Dovendo evidenziare il suo più che alto esempio di rettitudine, il nipote del Magistrato, “l’avvocato Pasquale Ambrosio”, spiega “che la motivazione alla base del “gran rifiuto”, ovvero il ritiro anticipato dalla professione, fu proprio l’accorpamento delle sedi della Corte di Cassazione a Roma,” poiché comprese come il fascismo intendesse con questa decisione “intaccare l’indipendenza della Magistratura”.
Pertanto, quest’uomo onesto “preferì ritirarsi a vita privata, chiedendo il pensionamento anticipato, nel suo stile, senza fare polemiche”, rinunciando in tal modo, con eroismo sotteso e impalpabile, a esercitare quella che era stata il suo mestiere, che con tanta passione e dedizione aveva esercitato per così lunghi anni.
La sua rinuncia ha acquisito in tal modo un carattere che è diventato universale: non gli interessava solo l’onore, ma anche l’onere di servire la comunità, coincidendo i due aspetti della questione in quell’uomo così virtuoso e raro, e questo in una società dove già imperava l’ambizione di dominare il prossimo e di conseguire successi che potessero soddisfare le brame del proprio ipertrofico Io, piuttosto che le più comuni esigenze dell’Altro.

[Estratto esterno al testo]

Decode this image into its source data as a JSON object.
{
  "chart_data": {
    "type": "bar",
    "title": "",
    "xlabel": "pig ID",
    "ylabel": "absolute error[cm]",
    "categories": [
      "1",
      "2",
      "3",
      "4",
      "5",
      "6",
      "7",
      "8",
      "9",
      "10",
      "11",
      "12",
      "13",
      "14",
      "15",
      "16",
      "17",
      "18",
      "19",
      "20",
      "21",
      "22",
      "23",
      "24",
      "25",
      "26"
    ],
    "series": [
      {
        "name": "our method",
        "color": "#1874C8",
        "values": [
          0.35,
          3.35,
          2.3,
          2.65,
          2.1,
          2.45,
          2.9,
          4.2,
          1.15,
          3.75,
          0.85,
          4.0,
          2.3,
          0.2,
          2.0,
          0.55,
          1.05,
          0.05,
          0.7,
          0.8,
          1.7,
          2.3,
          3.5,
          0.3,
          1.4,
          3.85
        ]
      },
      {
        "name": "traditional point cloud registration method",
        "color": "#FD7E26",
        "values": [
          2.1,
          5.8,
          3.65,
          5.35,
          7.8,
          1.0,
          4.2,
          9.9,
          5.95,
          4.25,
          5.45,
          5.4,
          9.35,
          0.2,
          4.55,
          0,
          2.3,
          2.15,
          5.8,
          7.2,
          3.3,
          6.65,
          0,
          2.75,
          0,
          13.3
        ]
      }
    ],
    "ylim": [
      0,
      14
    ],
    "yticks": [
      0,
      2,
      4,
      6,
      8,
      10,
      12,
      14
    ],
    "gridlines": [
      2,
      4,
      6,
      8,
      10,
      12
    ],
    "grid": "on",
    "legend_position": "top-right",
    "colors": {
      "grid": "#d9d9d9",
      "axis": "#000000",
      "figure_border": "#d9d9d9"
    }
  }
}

Pare che l’intitolazione della suddetta via, dapprima annunciata, non fu poi eseguita, rimanendo burocraticamente quella di prima. Mi riservo di andare a controllare in loco, ma… a prescindere da queste miserie, il profumo a cui accenna il sottotitolo del saggio di Iroso appartiene a quell’ormai rara essenza aromatica il cui nome inclito non può essere che Onore.